Embarrassment has me pulling away, jack knifing off the ground and moving quickly to the opening of the cave, staring out at the desert, uncaring of my nakedness, welcoming the desert’s sun on my raw, tender body.
“I did not allow myself, habibti.” He’s right behind me, his hands curving around my body, his still-hard cock nestling between the c
heeks of my ass, his fingers moving to my breasts, cupping them, stroking my nipples so I shiver despite myself. “Not because I didn’t want to. Believe me, I was fighting it with everything I am.”
Something like relief moves through me, his words easy to believe. Is that just because I want them to be true?
“Why? Why fight this?”
My breath is still tortured, the intensity of my orgasm having taken a toll on my body.
“You do not want to conceive our child yet,” he says quietly, and I gasp, shocked that I could have forgotten something as simple as birth control, shocked that the idea of an unwanted baby hadn’t even entered my head. Shock that when he refers to ‘our child’ I experience a rush of longing, a visceral ache for a baby that terrifies me. And the word ‘yet’, fills me with heat and hope.
His thoughtfulness, respectfulness and control are all qualities that make me think better of him – something I swore I wouldn’t do, damn it! Hating him is so complicated now, and as the freight train rushes past I’m left with the destruction of its aftermath, the realisation I’ve let desire cloud my thoughts and judgement, pushing me into something that is definitely not the wisest course of action.
And yet I don’t regret it. Even now as I feel the burn of that, the realisation of what I’ve done, I can’t regret it. One hand on my breast tweaks my nipple while the other traces a swirling line downwards, his fingers brushing my skin so lightly that I whimper, wanting more – needing him to press down on me, to do something. He brushes them over my sex so lightly, then finding my clit begins to move faster, his cock behind me throbbing as he rubs my most sensitive nerves until I’m close to exploding once more.

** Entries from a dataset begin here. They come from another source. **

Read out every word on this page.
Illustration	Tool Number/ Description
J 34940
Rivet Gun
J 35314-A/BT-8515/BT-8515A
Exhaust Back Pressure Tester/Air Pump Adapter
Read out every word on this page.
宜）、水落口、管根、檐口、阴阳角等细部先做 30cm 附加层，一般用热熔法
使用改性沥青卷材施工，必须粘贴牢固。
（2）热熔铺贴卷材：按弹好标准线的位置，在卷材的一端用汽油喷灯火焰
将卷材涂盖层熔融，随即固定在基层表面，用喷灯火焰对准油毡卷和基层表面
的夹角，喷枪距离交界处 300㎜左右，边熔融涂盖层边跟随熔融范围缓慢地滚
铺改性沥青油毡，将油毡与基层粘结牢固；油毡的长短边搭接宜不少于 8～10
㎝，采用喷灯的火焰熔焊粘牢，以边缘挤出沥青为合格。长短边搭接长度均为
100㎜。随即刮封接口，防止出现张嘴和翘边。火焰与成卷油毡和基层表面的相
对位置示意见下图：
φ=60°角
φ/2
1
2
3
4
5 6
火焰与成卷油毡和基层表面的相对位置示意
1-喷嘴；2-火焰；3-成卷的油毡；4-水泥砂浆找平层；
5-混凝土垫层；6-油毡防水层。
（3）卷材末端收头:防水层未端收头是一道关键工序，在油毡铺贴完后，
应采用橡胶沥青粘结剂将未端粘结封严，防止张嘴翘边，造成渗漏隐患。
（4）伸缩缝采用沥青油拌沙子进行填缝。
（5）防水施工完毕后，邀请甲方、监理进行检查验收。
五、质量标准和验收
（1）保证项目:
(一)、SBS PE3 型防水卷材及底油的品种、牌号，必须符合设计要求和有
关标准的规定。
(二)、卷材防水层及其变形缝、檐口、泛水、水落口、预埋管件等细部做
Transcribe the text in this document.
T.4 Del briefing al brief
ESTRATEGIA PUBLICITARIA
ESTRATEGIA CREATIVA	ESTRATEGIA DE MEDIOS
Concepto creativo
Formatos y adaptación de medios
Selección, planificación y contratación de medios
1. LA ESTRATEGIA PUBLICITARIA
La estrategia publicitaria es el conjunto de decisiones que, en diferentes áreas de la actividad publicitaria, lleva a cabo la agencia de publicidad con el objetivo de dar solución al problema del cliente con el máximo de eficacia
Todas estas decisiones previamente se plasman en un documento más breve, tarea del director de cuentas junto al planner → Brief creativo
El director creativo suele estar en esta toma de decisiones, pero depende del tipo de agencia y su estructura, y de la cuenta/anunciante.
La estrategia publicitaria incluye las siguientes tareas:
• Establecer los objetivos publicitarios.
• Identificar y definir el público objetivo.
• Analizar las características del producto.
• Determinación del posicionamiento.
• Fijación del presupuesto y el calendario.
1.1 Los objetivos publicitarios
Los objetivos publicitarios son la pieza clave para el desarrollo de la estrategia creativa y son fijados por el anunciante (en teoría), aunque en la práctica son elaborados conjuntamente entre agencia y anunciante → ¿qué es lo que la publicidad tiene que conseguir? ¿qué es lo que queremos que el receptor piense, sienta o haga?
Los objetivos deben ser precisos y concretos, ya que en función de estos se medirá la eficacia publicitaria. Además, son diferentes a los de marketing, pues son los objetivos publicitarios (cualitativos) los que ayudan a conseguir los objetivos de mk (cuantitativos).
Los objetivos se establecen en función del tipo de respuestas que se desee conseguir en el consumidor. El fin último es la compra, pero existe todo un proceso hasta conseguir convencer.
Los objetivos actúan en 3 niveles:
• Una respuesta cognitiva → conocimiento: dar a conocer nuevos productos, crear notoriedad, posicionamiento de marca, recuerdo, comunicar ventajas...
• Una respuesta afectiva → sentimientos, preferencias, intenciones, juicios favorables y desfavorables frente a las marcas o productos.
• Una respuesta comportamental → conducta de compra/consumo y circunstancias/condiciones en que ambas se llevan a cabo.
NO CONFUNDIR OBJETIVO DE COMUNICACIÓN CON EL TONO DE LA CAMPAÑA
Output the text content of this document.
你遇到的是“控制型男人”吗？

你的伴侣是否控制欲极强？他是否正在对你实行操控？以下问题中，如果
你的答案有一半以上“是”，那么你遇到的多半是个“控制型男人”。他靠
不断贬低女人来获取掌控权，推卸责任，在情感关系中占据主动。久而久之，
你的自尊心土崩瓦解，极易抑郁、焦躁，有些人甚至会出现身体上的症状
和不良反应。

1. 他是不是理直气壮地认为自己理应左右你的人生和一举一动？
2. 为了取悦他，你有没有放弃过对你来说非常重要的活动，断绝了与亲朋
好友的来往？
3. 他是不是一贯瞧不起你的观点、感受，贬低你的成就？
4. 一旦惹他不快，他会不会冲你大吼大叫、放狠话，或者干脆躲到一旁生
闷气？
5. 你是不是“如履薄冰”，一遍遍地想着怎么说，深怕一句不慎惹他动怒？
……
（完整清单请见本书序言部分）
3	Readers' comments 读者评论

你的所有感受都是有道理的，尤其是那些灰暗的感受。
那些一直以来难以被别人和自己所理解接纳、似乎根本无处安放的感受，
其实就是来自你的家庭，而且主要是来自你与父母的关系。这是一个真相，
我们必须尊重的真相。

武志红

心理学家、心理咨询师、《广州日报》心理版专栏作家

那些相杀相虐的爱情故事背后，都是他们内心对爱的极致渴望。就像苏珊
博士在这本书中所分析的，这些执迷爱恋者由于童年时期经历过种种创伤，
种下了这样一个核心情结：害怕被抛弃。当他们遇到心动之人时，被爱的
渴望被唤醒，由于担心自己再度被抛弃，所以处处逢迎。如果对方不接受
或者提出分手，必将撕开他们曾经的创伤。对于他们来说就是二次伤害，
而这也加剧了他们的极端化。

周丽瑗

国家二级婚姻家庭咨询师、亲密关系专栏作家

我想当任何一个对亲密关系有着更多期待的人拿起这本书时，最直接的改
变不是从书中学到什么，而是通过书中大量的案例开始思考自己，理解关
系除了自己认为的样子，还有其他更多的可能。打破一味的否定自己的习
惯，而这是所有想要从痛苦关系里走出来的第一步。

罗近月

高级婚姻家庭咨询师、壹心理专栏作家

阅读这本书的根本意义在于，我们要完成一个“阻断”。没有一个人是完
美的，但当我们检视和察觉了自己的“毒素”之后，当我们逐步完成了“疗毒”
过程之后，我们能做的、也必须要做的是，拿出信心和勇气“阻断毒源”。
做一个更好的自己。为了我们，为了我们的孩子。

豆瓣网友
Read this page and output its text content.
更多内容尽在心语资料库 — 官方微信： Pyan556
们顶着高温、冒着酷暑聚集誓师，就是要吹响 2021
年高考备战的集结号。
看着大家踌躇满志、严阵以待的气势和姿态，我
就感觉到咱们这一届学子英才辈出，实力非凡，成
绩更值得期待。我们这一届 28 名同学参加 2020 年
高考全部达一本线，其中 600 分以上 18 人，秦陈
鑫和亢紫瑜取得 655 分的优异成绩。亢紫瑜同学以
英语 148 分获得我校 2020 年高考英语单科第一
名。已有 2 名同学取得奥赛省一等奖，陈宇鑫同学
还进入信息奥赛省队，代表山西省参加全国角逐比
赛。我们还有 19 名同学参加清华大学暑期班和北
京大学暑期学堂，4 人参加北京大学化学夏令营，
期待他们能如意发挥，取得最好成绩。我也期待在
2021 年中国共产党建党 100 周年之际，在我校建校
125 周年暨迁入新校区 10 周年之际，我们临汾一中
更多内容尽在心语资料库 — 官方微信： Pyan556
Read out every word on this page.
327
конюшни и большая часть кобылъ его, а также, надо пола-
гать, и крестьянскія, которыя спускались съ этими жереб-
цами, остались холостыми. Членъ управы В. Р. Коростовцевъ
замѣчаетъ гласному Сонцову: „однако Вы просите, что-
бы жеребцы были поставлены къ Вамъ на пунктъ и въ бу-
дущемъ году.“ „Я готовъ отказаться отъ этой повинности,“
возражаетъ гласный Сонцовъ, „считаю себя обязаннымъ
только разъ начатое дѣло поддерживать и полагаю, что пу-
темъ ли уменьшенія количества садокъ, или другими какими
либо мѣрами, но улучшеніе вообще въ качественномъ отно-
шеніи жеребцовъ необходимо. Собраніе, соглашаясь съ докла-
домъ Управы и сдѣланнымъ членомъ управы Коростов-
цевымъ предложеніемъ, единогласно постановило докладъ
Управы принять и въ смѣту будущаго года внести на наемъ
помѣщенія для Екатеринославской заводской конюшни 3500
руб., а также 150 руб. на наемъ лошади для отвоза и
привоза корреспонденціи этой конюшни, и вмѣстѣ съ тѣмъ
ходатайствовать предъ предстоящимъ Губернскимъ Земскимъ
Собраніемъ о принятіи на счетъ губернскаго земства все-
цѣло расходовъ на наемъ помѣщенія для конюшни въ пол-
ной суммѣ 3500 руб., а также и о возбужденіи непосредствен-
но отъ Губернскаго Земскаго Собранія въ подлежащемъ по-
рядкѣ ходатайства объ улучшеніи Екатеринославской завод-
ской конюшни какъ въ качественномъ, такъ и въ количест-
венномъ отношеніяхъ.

“Zahir,” I call out, tilting my head back. His hand moves from my breast to my hair, gripping it tight, holding my head where it is, holding me a prisoner even when that’s not necessary – I’m already enslaved to what he’s doing to me; I have no desire to escape. His fingers work faster and I whimper, a sound lost in my throat, as waves of pleasure douse me. His erection is what tips me over. He moves between my butt cheeks, his tip so close to entering me in a place that’s never been touched, and the very idea of that sends me over the edge, the intimacy of his possession spiralling through me. I explode and he holds me where I am, sliding a finger inside me to feel the pulsing of my muscles in their fervent release, his hand cupping me as he pushes deeper, no boundaries between us now – I am his, just as I thought earlier, and there’s no sense in fighting that.
7
Amy
THE SUN IS LOW in the sky as he brings the helicopter down onto the helipad, the colours streaking over the capital city like blazes of orange and gold. I watch him, his effortless control of the instruments impressive. “Where did you learn to fly like this?”
“You mean without crashing?” He prompts, a lazy smile flicking across his lips, snaking heat through my belly. Goosebumps lift over my skin, and despite the fact I was thoroughly pleasured in the caves, I feel a rush of need for him flooding me to my core.
“Yep.”
His laugh is like warm treacle on my skin. “When I was fifteen, I spent a summer in the army. I enjoyed it, and decided to train with the air command branch.”
“Seriously?”
He cocks one brow. “You’re surprised?”
“Actually, no. I can totally buy you as GI Joe or Rambo or whatever.”
He grins. “Not quite.”
I don’t believe him. From the first moment I met him I felt as though I’d been punched in the gut by testosterone and I feel it emanating from him now. “I bet they loved you.”
“Who?”
“The people you served with.”
He lifts his shoulders. “There’s a strong sense of camaraderie in the armed forces. For someone like me – with no family – that was very important.” He brings the chopper down lower and guards emerge onto the roof, watching carefully. “I learned to rely on others, to support them. It was a turning point for me.” His hands are deft as he controls the instruments, like Chopin at a piano.
“How so?”
“Up until then, I’d been completely alone. I started to let people into my life.”
My heart squeezes on an unexpected wave of sympathy and surprise. “I have you pegged as a loner still.”
“Do you?”
I nod.
“Perhaps you’re right. I prefer not to rely on people, and yet I can if I’m forced to.” I can’t tell if he’s joking or not.